- Born: August 8, 1928
- Died: June 8, 2002 (aged 73)
- Education: Occidental College (BSc) University of Washington (PhD)
- Awards: N.L. Bowen award (1985) Thorarinsson Medal (1997)
- Scientific career
- Workplaces: University of California, Santa Barbara

= Richard Virgil Fisher =

American volcanologist (1928–2002)

Richard Virgil Fisher (August 8, 1928 – June 8, 2002), also known as R.V., was an American volcanologist and Professor of Geology at University of California, Santa Barbara.

==Early life==
Fisher was born in Whittier, California in 1928. He left High School to join the US Army in 1946, and was assigned to the Los Alamos National Laboratory, New Mexico, but then volunteered for duty at Bikini Atoll, in the Pacific. He was present onboard USS Haven for the first two nuclear tests at Bikini atoll: Able, on 1 July, 1946, which was an air blast; and Baker, on 25 July 1946, which was a submarine detonation. His observations of nuclear-test explosions provided him with insights that he would later use for interpreting the processes and products of explosive volcanic eruptions, particularly those involving interactions with water.

==Education==
After leaving the army, Fisher began his university studies at Occidental College in 1948. He was a beneficiary of the G I Bill, which provided educational benefits to army veterans. He entered as a music major, but switched to geology after a term, and graduated in 1952 with a B.S. in geology. He went straight on to graduate work at the University of Washington in Seattle, and in 1957 completed a Ph.D. on the Oligocene volcanic and sedimentary strata southwest of Mount Rainier. Fisher's work on these rocks led to a series of published papers on the definition, classification and interpretations of volcanic breccia, which still provide the foundation for research in this area.

==Career==
In 1955, Fisher took up a faculty position in geology at the new Santa Barbara campus of the University of California.

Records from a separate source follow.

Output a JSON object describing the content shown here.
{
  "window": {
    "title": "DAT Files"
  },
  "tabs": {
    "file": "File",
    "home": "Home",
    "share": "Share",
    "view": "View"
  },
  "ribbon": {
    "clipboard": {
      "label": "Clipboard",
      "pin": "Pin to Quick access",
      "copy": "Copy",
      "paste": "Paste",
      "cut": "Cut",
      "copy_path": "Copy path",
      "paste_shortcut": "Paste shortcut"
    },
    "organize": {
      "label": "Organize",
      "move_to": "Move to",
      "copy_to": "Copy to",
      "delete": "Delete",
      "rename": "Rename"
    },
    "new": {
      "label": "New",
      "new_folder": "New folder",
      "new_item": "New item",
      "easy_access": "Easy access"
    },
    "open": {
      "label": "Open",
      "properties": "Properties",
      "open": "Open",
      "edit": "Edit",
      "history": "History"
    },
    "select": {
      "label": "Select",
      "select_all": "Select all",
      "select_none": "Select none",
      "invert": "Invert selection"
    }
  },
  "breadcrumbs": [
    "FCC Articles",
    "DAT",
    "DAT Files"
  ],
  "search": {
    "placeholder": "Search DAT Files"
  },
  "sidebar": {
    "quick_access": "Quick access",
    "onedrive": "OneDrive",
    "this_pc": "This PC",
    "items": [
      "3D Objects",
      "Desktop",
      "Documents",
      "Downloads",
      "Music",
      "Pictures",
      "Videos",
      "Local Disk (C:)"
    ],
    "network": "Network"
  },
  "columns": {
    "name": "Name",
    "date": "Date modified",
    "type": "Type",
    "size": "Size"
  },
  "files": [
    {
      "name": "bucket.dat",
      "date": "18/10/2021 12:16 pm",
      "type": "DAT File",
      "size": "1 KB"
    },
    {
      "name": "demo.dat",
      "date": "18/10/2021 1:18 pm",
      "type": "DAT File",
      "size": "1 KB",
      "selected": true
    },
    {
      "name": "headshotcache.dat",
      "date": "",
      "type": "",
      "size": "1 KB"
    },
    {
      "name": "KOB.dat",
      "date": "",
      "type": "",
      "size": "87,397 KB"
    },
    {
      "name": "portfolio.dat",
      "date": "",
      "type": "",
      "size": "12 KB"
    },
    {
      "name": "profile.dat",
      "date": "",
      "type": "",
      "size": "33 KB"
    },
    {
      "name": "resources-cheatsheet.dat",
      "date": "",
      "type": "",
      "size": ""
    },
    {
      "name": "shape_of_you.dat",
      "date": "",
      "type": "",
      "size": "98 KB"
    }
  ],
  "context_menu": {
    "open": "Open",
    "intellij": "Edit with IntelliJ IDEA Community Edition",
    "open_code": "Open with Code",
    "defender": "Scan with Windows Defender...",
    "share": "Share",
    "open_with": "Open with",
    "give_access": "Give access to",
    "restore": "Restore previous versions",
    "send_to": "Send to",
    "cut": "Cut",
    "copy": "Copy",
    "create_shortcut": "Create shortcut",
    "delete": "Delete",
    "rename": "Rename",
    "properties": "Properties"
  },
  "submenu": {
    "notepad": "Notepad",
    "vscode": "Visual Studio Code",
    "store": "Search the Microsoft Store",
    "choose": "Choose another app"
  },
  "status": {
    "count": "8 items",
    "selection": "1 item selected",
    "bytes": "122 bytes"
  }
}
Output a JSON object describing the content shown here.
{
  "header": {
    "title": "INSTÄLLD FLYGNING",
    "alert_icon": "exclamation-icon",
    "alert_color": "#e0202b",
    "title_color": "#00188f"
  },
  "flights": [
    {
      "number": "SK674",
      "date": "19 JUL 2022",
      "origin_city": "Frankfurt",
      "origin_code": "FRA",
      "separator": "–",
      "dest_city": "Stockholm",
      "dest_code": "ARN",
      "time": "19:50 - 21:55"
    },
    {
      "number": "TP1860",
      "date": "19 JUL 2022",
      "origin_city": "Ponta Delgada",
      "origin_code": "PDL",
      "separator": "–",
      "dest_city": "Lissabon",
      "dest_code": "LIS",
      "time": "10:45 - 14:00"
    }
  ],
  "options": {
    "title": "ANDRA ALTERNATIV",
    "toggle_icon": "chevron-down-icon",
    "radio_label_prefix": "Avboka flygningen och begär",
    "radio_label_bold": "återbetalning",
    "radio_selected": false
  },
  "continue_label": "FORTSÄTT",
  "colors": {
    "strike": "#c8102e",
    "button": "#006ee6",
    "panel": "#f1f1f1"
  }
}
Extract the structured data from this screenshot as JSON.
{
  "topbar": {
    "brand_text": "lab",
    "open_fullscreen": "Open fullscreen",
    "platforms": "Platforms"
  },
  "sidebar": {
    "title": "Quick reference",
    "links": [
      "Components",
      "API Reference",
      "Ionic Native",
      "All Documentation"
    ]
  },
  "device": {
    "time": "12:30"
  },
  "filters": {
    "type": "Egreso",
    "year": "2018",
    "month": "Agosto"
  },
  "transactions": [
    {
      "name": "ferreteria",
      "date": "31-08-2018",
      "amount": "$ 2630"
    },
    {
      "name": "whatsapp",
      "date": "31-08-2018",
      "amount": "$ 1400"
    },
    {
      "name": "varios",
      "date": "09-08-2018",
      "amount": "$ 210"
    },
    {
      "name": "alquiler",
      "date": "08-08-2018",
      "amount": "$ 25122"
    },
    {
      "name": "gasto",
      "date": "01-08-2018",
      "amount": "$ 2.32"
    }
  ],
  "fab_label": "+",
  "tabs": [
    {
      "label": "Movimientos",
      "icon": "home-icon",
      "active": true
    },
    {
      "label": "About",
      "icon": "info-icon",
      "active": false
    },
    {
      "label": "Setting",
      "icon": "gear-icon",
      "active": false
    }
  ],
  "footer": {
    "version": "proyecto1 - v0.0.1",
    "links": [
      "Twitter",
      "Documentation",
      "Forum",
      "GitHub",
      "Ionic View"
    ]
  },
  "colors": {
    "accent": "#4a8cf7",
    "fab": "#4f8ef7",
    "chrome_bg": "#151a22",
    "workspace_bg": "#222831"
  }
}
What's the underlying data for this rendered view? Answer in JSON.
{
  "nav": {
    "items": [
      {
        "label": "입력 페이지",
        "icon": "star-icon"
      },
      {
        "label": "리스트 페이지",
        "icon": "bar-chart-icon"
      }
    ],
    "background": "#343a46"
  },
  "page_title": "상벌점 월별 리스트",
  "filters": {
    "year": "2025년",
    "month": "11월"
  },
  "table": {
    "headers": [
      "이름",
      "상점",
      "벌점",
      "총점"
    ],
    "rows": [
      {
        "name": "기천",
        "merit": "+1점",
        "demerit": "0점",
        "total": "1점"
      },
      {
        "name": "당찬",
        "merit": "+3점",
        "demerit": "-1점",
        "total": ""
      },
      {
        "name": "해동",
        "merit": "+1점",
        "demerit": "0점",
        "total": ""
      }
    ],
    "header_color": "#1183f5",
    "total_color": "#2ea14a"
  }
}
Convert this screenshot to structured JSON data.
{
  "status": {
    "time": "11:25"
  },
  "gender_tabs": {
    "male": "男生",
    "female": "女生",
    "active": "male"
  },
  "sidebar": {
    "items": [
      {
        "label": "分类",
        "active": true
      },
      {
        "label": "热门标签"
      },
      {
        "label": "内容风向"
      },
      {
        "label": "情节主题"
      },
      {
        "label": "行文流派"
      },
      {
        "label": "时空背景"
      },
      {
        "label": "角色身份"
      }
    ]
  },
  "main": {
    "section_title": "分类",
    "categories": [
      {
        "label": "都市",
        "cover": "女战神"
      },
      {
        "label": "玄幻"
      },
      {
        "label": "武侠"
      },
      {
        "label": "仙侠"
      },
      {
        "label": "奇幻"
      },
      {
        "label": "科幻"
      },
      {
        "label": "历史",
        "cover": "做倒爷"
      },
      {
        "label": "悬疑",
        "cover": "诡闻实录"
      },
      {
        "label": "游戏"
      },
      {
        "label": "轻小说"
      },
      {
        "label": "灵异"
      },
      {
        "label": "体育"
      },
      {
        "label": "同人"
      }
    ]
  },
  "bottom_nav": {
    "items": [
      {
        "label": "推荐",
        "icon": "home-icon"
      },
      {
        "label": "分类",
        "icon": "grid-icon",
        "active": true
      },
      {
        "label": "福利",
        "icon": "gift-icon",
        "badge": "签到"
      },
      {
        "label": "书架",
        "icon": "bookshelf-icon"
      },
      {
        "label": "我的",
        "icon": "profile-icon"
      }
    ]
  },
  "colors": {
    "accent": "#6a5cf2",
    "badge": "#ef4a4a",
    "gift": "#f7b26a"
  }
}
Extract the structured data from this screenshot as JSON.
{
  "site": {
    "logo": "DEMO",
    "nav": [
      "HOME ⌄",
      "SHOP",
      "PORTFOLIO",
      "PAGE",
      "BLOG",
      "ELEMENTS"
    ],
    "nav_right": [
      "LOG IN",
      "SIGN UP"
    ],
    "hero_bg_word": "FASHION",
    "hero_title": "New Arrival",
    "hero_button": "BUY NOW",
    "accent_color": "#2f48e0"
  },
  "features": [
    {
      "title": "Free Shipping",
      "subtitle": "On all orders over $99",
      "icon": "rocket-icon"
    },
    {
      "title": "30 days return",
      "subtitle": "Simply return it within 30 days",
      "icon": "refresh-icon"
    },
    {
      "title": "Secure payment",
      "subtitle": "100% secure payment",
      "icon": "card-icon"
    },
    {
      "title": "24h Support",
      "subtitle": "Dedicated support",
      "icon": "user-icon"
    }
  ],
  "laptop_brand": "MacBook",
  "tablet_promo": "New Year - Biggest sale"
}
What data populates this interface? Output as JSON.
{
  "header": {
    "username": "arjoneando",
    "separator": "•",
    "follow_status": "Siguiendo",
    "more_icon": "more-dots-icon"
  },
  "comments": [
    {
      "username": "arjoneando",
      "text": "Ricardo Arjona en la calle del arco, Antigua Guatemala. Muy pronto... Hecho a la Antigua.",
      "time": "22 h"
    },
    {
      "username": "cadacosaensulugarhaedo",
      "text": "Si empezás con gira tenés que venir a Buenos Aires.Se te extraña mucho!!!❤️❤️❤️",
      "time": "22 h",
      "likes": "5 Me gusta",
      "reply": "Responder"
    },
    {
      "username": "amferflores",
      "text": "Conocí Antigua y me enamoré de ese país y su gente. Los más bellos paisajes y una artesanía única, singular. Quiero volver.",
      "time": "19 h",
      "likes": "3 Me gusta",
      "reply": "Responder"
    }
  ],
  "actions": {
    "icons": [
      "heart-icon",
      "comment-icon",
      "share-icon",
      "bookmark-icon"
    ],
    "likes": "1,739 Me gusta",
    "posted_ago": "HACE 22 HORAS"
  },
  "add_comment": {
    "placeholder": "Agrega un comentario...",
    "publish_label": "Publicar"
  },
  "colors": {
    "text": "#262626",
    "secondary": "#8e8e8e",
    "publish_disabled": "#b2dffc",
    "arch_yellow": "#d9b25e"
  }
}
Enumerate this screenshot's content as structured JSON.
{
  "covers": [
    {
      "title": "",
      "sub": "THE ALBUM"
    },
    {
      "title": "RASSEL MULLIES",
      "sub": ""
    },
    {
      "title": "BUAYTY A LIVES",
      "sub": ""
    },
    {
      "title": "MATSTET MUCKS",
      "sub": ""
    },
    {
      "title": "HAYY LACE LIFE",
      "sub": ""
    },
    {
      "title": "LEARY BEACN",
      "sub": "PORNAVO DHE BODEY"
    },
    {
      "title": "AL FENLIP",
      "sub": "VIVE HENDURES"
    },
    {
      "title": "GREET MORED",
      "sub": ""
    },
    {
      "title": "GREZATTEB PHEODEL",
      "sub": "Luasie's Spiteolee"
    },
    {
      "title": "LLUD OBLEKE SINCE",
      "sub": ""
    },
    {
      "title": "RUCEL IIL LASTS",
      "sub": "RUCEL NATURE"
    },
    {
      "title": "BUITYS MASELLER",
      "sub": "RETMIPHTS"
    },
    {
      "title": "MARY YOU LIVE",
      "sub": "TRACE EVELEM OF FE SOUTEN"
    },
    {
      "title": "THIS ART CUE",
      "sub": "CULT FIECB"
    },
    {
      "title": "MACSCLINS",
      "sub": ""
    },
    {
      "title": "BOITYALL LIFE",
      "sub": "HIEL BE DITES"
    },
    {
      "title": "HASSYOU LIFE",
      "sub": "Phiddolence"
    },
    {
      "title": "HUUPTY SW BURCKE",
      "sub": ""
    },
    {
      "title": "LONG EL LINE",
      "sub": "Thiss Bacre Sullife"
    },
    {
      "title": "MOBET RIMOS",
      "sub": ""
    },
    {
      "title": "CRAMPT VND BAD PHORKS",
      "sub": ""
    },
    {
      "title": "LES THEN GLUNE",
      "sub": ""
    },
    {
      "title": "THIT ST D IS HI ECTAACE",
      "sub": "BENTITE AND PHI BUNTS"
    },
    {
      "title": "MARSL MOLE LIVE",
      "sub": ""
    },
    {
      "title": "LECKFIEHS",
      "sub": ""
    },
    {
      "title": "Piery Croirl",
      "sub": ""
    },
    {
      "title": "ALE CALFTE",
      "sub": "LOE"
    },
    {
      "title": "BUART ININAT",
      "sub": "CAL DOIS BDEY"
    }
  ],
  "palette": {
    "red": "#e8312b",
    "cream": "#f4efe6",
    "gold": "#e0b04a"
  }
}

He remained there for his whole career, where he taught generations of undergraduate students, and advised many graduate students and post-doctoral researchers in volcanology. During his tenure, Fisher was chair of the Department of Geological Sciences three times (1969-73, 1979-80, and 1983-84). He was also assistant to the chancellor for Academic Planning (1972-73). Fisher retired in December 1992.

==Research==
Over the course of his career, Fisher made many original contributions to the field of pyroclastic geology, and volcanism. In his early work on maar volcanoes, and the nature of hydrovolcanic eruptions, Fisher proposed that the interaction of hot magma with surface water would form a violent, expanding ash cloud that he called a ‘base surge’; analogous to features he had witnessed during the nuclear explosions at Bikini Atoll. This led to a considerable body of work around the world, on the transport and deposition of pyroclastic rocks from density currents (PDCs). Fisher published many papers through his career. He also published four books. The first was Pyroclastic Rocks, co-authored with Hans-Ulrich Schmincke and published in 1984. In 1991, Fisher and Allen published Sedimentation in Volcanic Settings. His third book, Volcanoes - Crucibles of Change was a trade book, published in 1997 and was followed in 1999 by his autobiography Out of the Crater - Chronicles of a Volcanologist.

==Recognition==
Fisher’s research contributions were recognised during his life with a number of awards and prizes, including two Senior Scientist Awards (1980-81, 1988-89) from the Alexander von Humboldt Foundation; the N.L. Bowen Award of the American Geophysical Union in 1985, and the Thorarinsson Medal of IAVCEI in 1997.

In 2017, IAVCEI made the first award of the Fisher Medal, named in his honour. This medal recognises scientists who have 'made outstanding contributions to volcanology based primarily upon field observations', reflecting Fisher's research in this area.

==Family==
In 1947, he married Beverly Taylor. They had four children.